Le bad-guy est épaulé par une femme fatale, aussi froide que lui au début, mais prise de remords un peu trop rapide (et bien maso pour le coup de rester avec lui), et aussi par un boss qui donne l'aperçu d'une organisation plus vaste. Ce dernier point n'est pas trop développé, et on se concentre davantage sur l'enquête d'un côté, et de l'autre, plus intéressant, sur la détermination du bad-guy à se débarrasser des obstacles humains sans une once de pitié (en hors champ).

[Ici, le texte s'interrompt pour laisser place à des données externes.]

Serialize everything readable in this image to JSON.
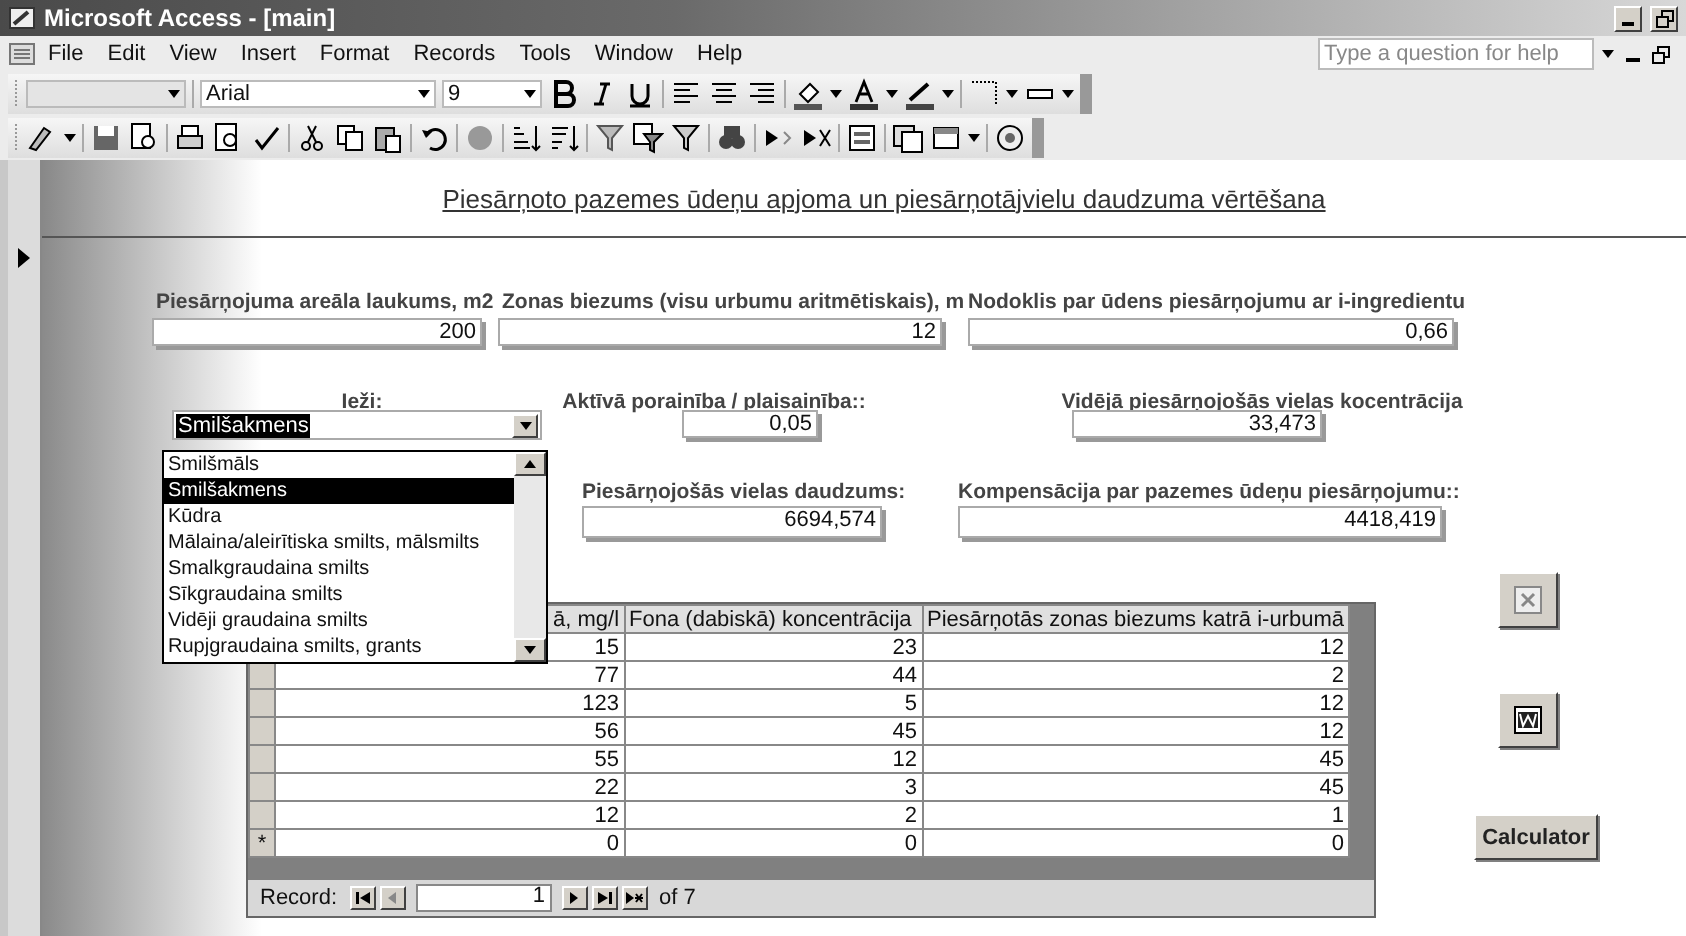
{
  "window": {
    "title": "Microsoft Access - [main]"
  },
  "menu": [
    "File",
    "Edit",
    "View",
    "Insert",
    "Format",
    "Records",
    "Tools",
    "Window",
    "Help"
  ],
  "help_box": {
    "placeholder": "Type a question for help"
  },
  "format_toolbar": {
    "font": "Arial",
    "size": "9"
  },
  "form": {
    "title": "Piesārņoto pazemes ūdeņu apjoma un piesārņotājvielu daudzuma vērtēšana",
    "fields": [
      {
        "label": "Piesārņojuma areāla laukums, m2",
        "value": "200",
        "kind": "text"
      },
      {
        "label": "Zonas biezums (visu urbumu aritmētiskais), m",
        "value": "12",
        "kind": "text"
      },
      {
        "label": "Nodoklis par ūdens piesārņojumu ar i-ingredientu",
        "value": "0,66",
        "kind": "text"
      },
      {
        "label": "Ieži:",
        "value": "Smilšakmens",
        "kind": "combo"
      },
      {
        "label": "Aktīvā porainība / plaisainība::",
        "value": "0,05",
        "kind": "text"
      },
      {
        "label": "Vidējā piesārņojošās vielas kocentrācija",
        "value": "33,473",
        "kind": "text"
      },
      {
        "label": "Piesārņojošās vielas daudzums:",
        "value": "6694,574",
        "kind": "text"
      },
      {
        "label": "Kompensācija par pazemes ūdeņu piesārņojumu::",
        "value": "4418,419",
        "kind": "text"
      }
    ],
    "dropdown": {
      "open": true,
      "options": [
        {
          "label": "Smilšmāls",
          "selected": false
        },
        {
          "label": "Smilšakmens",
          "selected": true
        },
        {
          "label": "Kūdra",
          "selected": false
        },
        {
          "label": "Mālaina/aleirītiska smilts, mālsmilts",
          "selected": false
        },
        {
          "label": "Smalkgraudaina smilts",
          "selected": false
        },
        {
          "label": "Sīkgraudaina smilts",
          "selected": false
        },
        {
          "label": "Vidēji graudaina smilts",
          "selected": false
        },
        {
          "label": "Rupjgraudaina smilts, grants",
          "selected": false
        }
      ]
    },
    "datasheet": {
      "columns": [
        "ā, mg/l",
        "Fona (dabiskā) koncentrācija",
        "Piesārņotās zonas biezums katrā i-urbumā"
      ],
      "rows": [
        [
          "15",
          "23",
          "12"
        ],
        [
          "77",
          "44",
          "2"
        ],
        [
          "123",
          "5",
          "12"
        ],
        [
          "56",
          "45",
          "12"
        ],
        [
          "55",
          "12",
          "45"
        ],
        [
          "22",
          "3",
          "45"
        ],
        [
          "12",
          "2",
          "1"
        ]
      ],
      "new_row": {
        "marker": "*",
        "values": [
          "0",
          "0",
          "0"
        ]
      },
      "navigation": {
        "label": "Record:",
        "current": "1",
        "total": "of 7"
      }
    },
    "buttons": [
      {
        "kind": "excel"
      },
      {
        "kind": "word"
      },
      {
        "kind": "text",
        "label": "Calculator"
      }
    ]
  }
}
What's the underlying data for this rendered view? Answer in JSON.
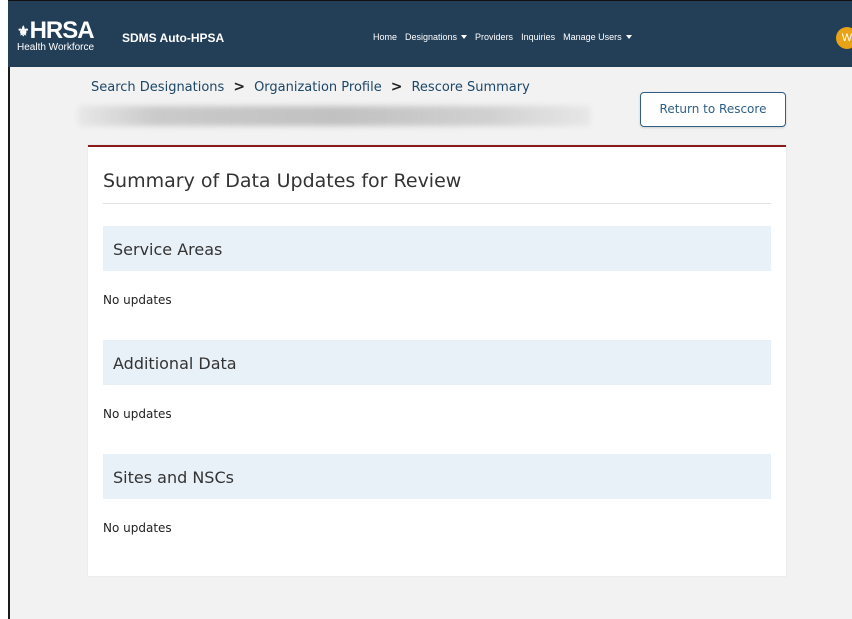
{
  "header": {
    "logo_main": "HRSA",
    "logo_sub": "Health Workforce",
    "app_name": "SDMS Auto-HPSA",
    "nav": [
      {
        "label": "Home",
        "dropdown": false
      },
      {
        "label": "Designations",
        "dropdown": true
      },
      {
        "label": "Providers",
        "dropdown": false
      },
      {
        "label": "Inquiries",
        "dropdown": false
      },
      {
        "label": "Manage Users",
        "dropdown": true
      }
    ],
    "avatar_initial": "W",
    "colors": {
      "navbar": "#233f58",
      "avatar": "#e8a317"
    }
  },
  "breadcrumb": [
    "Search Designations",
    "Organization Profile",
    "Rescore Summary"
  ],
  "return_button_label": "Return to Rescore",
  "card": {
    "title": "Summary of Data Updates for Review",
    "accent_color": "#8b1a1a",
    "sections": [
      {
        "title": "Service Areas",
        "body": "No updates"
      },
      {
        "title": "Additional Data",
        "body": "No updates"
      },
      {
        "title": "Sites and NSCs",
        "body": "No updates"
      }
    ]
  }
}
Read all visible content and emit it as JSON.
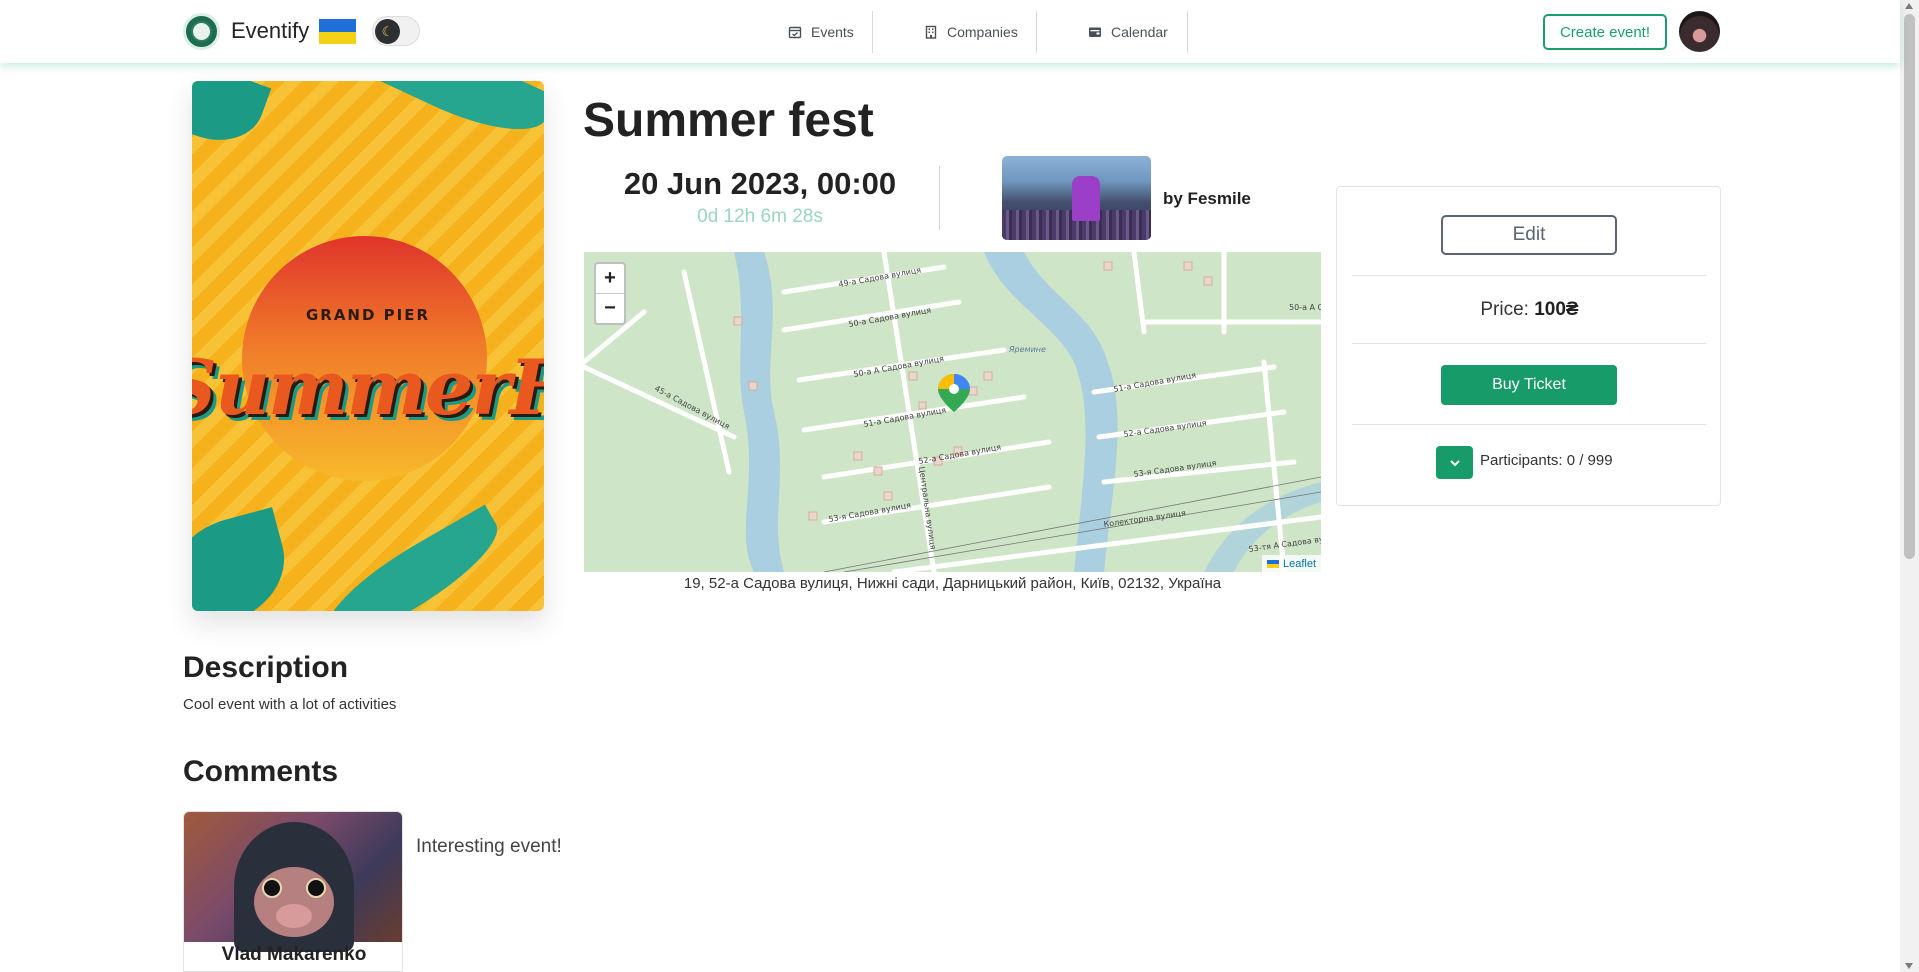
{
  "app": {
    "name": "Eventify"
  },
  "nav": {
    "links": [
      {
        "label": "Events",
        "icon": "calendar-check-icon"
      },
      {
        "label": "Companies",
        "icon": "building-icon"
      },
      {
        "label": "Calendar",
        "icon": "wallet-icon"
      }
    ],
    "create_label": "Create event!"
  },
  "theme": {
    "mode": "dark-moon",
    "toggle_icon": "☾"
  },
  "event": {
    "title": "Summer fest",
    "date": "20 Jun 2023, 00:00",
    "countdown": "0d 12h 6m 28s",
    "organizer": "by Fesmile",
    "address": "19, 52-а Садова вулиця, Нижні сади, Дарницький район, Київ, 02132, Україна",
    "poster": {
      "line1": "GRAND PIER",
      "line2": "SummerFest"
    }
  },
  "map": {
    "zoom_in": "+",
    "zoom_out": "−",
    "attribution": "Leaflet",
    "labels": [
      "49-а Садова вулиця",
      "50-а Садова вулиця",
      "50-а А Садова вулиця",
      "51-а Садова вулиця",
      "52-а Садова вулиця",
      "53-я Садова вулиця",
      "45-а Садова вулиця",
      "Центральна вулиця",
      "Яремине",
      "Колекторна вулиця",
      "53-тя А Садова ву",
      "50-а А С",
      "51-а Садова вулиця",
      "52-а Садова вулиця",
      "53-я Садова вулиця"
    ]
  },
  "sidebar": {
    "edit_label": "Edit",
    "price_label": "Price:",
    "price_value": "100₴",
    "buy_label": "Buy Ticket",
    "participants": "Participants: 0 / 999"
  },
  "description": {
    "heading": "Description",
    "text": "Cool event with a lot of activities"
  },
  "comments": {
    "heading": "Comments",
    "items": [
      {
        "author": "Vlad Makarenko",
        "text": "Interesting event!"
      }
    ]
  },
  "colors": {
    "accent": "#179b69",
    "countdown": "#9ad6c1",
    "map_bg": "#cfe5c7",
    "water": "#a9cfe0"
  }
}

Il a une présence inquiétante, parfois filmé en contre-champ ou au coin d'un endroit sombre, et tout est fait pour insister sur sa perversité (son gimmick de parfumer ses balles - qui lui coûtera très cher en passant -, ton de voix, voyeurisme au moment où sa copine et la soeur de l'accusé se mettent sur la gueule ...).
Pour les bémols, je pense surtout à l'interprétation monolithique de certains personnages (le détective en tête), la petite romance qui ne sert à rien, et une enquête qui avance parfois trop facilement (d'ailleurs elle n'a plus rien à voir avec le fait divers). Ainsi, le fait d'avoir tourné la même année qu'un réalisateur connu a permis à A. Mann de changer son script et de commencer à apporter ses idées, avec d'une part cette violence sèche et graphique qui anime les deux échanges de coup de feu (début et fin), et l'empoignade entre les deux jeunes femmes, et d'autre part cette impression de danger permanent en soulignant la présence malsaine du badguy. Peut-être pas un grand film (dans le genre du casse raté,
Armored Car Robbery sera un peu plus réussi), mais assez bien rythmé, assez carré et efficace pour le genre, et surtout servi par un bon méchant.
Un Mann mineur, basé sur une histoire classique de casse raté et de faux coupable, et animé par la détermination symétriquement opposée d'un flic et d'un tueur. Le seul véritable intérêt vient de ce dernier, bien bad-ass dans son genre.